The company is moving ahead with a commercial pilot at Saleski and hopes to be producing oil by the end of the year, Laricina president Glen Schmidt told the Herald on Friday.

He said he wasn’t aware of the revised resource numbers, but confirmed his company worked with the ERCB to help prepare the estimates.

“It is very exciting to see the ERCB start talking about the Grosmont,” he said.

“It is clearly the second-largest in situ play, by far. We like to give ourselves some credit for leading the charge.”

Companies such as Unocal attempted pilot projects in the 1970s and ’80s to no avail. In 2006, Sure Northern, a subsidiary of Royal Dutch Shell, spent more than

$500 million to buy Grosmont rights adjacent to 75,000 hectares controlled by Husky Energy.

Unlike a conventional in situ development, Schmidt said carbonates require less steam at lower temperature and pressure to drain the oil. Laricina is hoping that will in turn translate into lower operating costs.

“The better Grosmont projects will do every bit as good as the McMurray,” he said.

In other highlights of the report, the more commonly known McMurray-Wabiskaw deposit — characterized by truck and shovel mining — declined 0.4 per cent to 959 million barrels. Cold Lake was also re-evaluated for the first time since 1999, resulting in a 20 per cent drop in available resources to

33.8 billion barrels. The region is host to Alberta’s largest and oldest in situ development, operated by Imperial Oil.

The report notes Alberta has produced about seven billion barrels of raw bitumen since oilsands production first began in 1967, or less than half of one per cent of the available resource, compared with 16 billion barrels of conventional crude oil since 1914.

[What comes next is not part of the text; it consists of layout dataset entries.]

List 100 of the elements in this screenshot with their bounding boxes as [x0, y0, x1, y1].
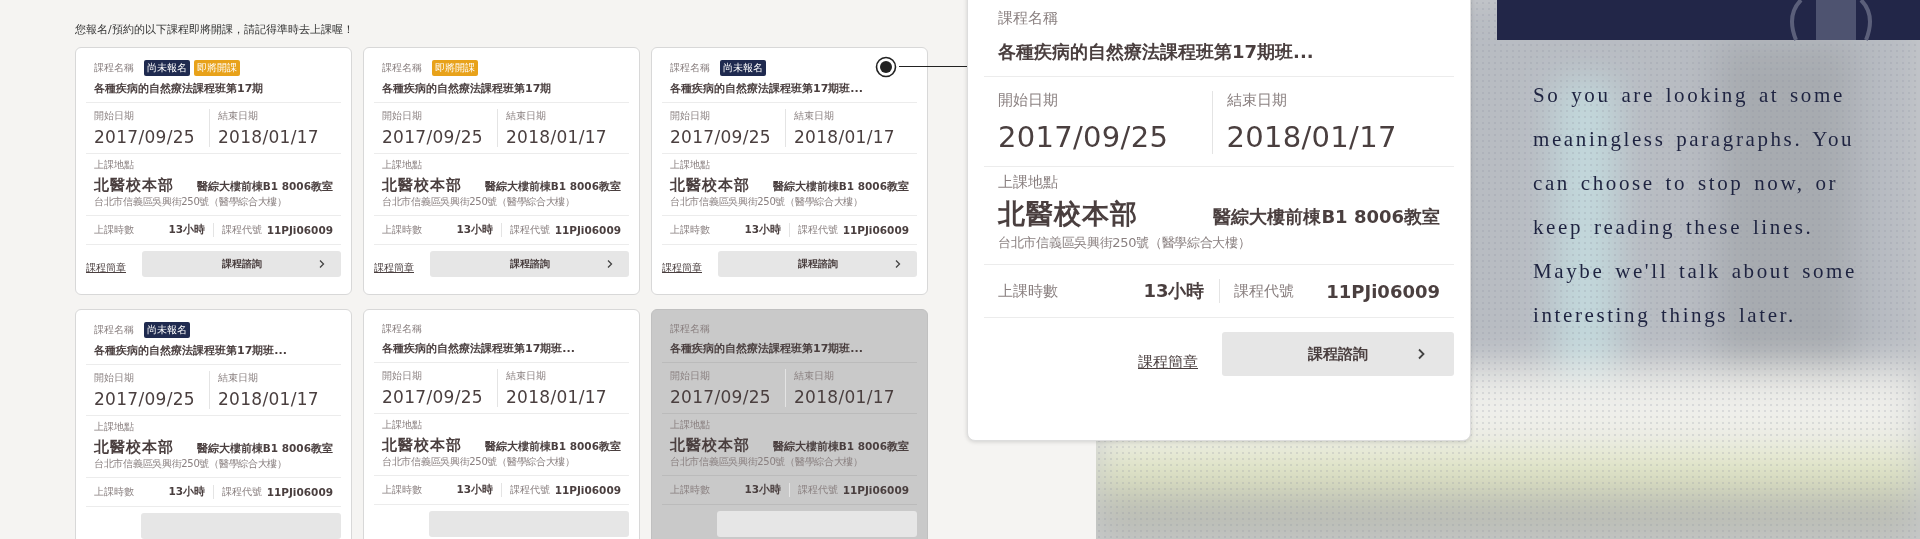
field-label: 上課地點: [94, 158, 135, 172]
field-label: 上課地點: [382, 158, 423, 172]
field-label: 課程名稱: [94, 61, 134, 75]
field-label: 結束日期: [506, 369, 547, 383]
course-code: 11PJi06009: [842, 224, 909, 236]
campus-name: 北醫校本部: [94, 176, 174, 195]
course-code: 11PJi06009: [266, 486, 333, 498]
end-date: 2018/01/17: [794, 127, 896, 147]
course-title: 各種疾病的自然療法課程班第17期班...: [94, 343, 288, 358]
address-text: 台北市信義區吳興街250號（醫學綜合大樓）: [998, 234, 1252, 252]
chevron-icon: [607, 259, 613, 269]
room-text: 醫綜大樓前棟B1 8006教室: [772, 180, 909, 194]
status-badge: 即將開課: [194, 60, 240, 76]
field-label: 開始日期: [998, 91, 1059, 110]
field-label: 課程代號: [798, 223, 838, 237]
brochure-link[interactable]: 課程簡章: [374, 261, 414, 275]
address-text: 台北市信義區吳興街250號（醫學綜合大樓）: [94, 457, 288, 471]
field-label: 課程代號: [798, 483, 838, 497]
consult-button[interactable]: [429, 511, 629, 537]
course-code: 11PJi06009: [1326, 280, 1440, 302]
field-label: 結束日期: [218, 371, 259, 385]
hours-value: 13小時: [744, 223, 781, 237]
course-title: 各種疾病的自然療法課程班第17期班...: [382, 341, 576, 356]
hours-value: 13小時: [168, 485, 205, 499]
consult-button[interactable]: [141, 513, 341, 539]
chevron-icon: [319, 259, 325, 269]
campus-name: 北醫校本部: [94, 438, 174, 457]
course-title: 各種疾病的自然療法課程班第17期: [94, 81, 265, 96]
campus-name: 北醫校本部: [382, 436, 462, 455]
hours-value: 13小時: [456, 483, 493, 497]
field-label: 開始日期: [670, 369, 711, 383]
status-badge: 即將開課: [432, 60, 478, 76]
campus-name: 北醫校本部: [998, 197, 1138, 231]
start-date: 2017/09/25: [670, 127, 772, 147]
field-label: 課程名稱: [998, 9, 1059, 28]
course-title: 各種疾病的自然療法課程班第17期: [382, 81, 553, 96]
field-label: 結束日期: [794, 109, 835, 123]
field-label: 開始日期: [382, 369, 423, 383]
room-text: 醫綜大樓前棟B1 8006教室: [196, 180, 333, 194]
consult-button[interactable]: 課程諮詢: [142, 251, 341, 277]
campus-name: 北醫校本部: [670, 436, 750, 455]
chevron-icon: [895, 259, 901, 269]
start-date: 2017/09/25: [94, 127, 196, 147]
field-label: 開始日期: [670, 109, 711, 123]
end-date: 2018/01/17: [218, 127, 320, 147]
field-label: 上課地點: [382, 418, 423, 432]
status-badge: 尚未報名: [144, 60, 190, 76]
start-date: 2017/09/25: [382, 127, 484, 147]
field-label: 課程代號: [222, 485, 262, 499]
field-label: 課程代號: [222, 223, 262, 237]
field-label: 上課時數: [382, 483, 422, 497]
field-label: 課程代號: [1233, 281, 1294, 301]
address-text: 台北市信義區吳興街250號（醫學綜合大樓）: [670, 455, 864, 469]
course-code: 11PJi06009: [554, 224, 621, 236]
field-label: 結束日期: [794, 369, 835, 383]
room-text: 醫綜大樓前棟B1 8006教室: [196, 442, 333, 456]
end-date: 2018/01/17: [794, 387, 896, 407]
field-label: 課程名稱: [382, 322, 422, 336]
field-label: 開始日期: [94, 371, 135, 385]
hours-value: 13小時: [1143, 279, 1205, 303]
status-badge: 尚未報名: [144, 322, 190, 338]
end-date: 2018/01/17: [218, 389, 320, 409]
address-text: 台北市信義區吳興街250號（醫學綜合大樓）: [382, 195, 576, 209]
start-date: 2017/09/25: [94, 389, 196, 409]
chevron-icon: [1417, 347, 1426, 361]
hours-value: 13小時: [456, 223, 493, 237]
room-text: 醫綜大樓前棟B1 8006教室: [772, 440, 909, 454]
field-label: 開始日期: [94, 109, 135, 123]
address-text: 台北市信義區吳興街250號（醫學綜合大樓）: [382, 455, 576, 469]
course-title: 各種疾病的自然療法課程班第17期班...: [670, 341, 864, 356]
course-title: 各種疾病的自然療法課程班第17期班...: [998, 40, 1315, 64]
campus-name: 北醫校本部: [382, 176, 462, 195]
field-label: 課程名稱: [670, 61, 710, 75]
room-text: 醫綜大樓前棟B1 8006教室: [484, 180, 621, 194]
field-label: 上課時數: [670, 223, 710, 237]
course-code: 11PJi06009: [554, 484, 621, 496]
paragraph-text: So you are looking at some meaningless paragraphs. You can choose to stop now, or keep reading these lines. Maybe we'll talk about some interesting things later.: [1533, 82, 1858, 329]
field-label: 上課地點: [998, 173, 1059, 192]
field-label: 結束日期: [218, 109, 259, 123]
brochure-link[interactable]: 課程簡章: [662, 261, 702, 275]
field-label: 上課地點: [670, 158, 711, 172]
hours-value: 13小時: [744, 483, 781, 497]
brochure-link[interactable]: 課程簡章: [1138, 353, 1198, 372]
consult-button[interactable]: 課程諮詢: [430, 251, 629, 277]
consult-button[interactable]: 課程諮詢: [1222, 332, 1454, 376]
field-label: 課程名稱: [382, 61, 422, 75]
consult-button[interactable]: 課程諮詢: [718, 251, 917, 277]
address-text: 台北市信義區吳興街250號（醫學綜合大樓）: [94, 195, 288, 209]
address-text: 台北市信義區吳興街250號（醫學綜合大樓）: [670, 195, 864, 209]
course-code: 11PJi06009: [266, 224, 333, 236]
field-label: 結束日期: [506, 109, 547, 123]
field-label: 上課時數: [382, 223, 422, 237]
field-label: 課程名稱: [94, 323, 134, 337]
course-code: 11PJi06009: [842, 484, 909, 496]
end-date: 2018/01/17: [1226, 120, 1398, 154]
end-date: 2018/01/17: [506, 387, 608, 407]
start-date: 2017/09/25: [382, 387, 484, 407]
field-label: 課程代號: [510, 483, 550, 497]
brochure-link[interactable]: 課程簡章: [86, 261, 126, 275]
start-date: 2017/09/25: [670, 387, 772, 407]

While oilsands production continues to rise, conventional oil declined almost nine per cent in 2009 to 461,300 barrels per day. About

3.5 billion barrels of conventional oil remain to be developed, although the report notes that new technology is starting to unlock “tight oil” in places such as the Pembina Cardium play.

Other big revisions were made to the province’s inventory of coal bed methane, which increased

90 per cent. Gas from coal accounted for seven per cent of Alberta’s total gas production in 2009, a figure that is expected to rise to

20 per cent by 2019, the report said.

Shale gas was expanded in the 2009 report, but no reserves were assigned to what could be a major new supply source in Alberta. As part of the Alberta government’s royalty holiday on new shale gas wells, the province last week initiated a study by the Alberta Geological Survey to determine the exact size and location of a resource that could top

850 trillion cubic feet.

“At the moment we don’t actually see enough data to do a calculation,” said Kevin Parks, who oversees the AGS. “But you have to start somewhere. We’re ramping up to generate our own reasonable numbers, what’s out there are kind of bold estimates.”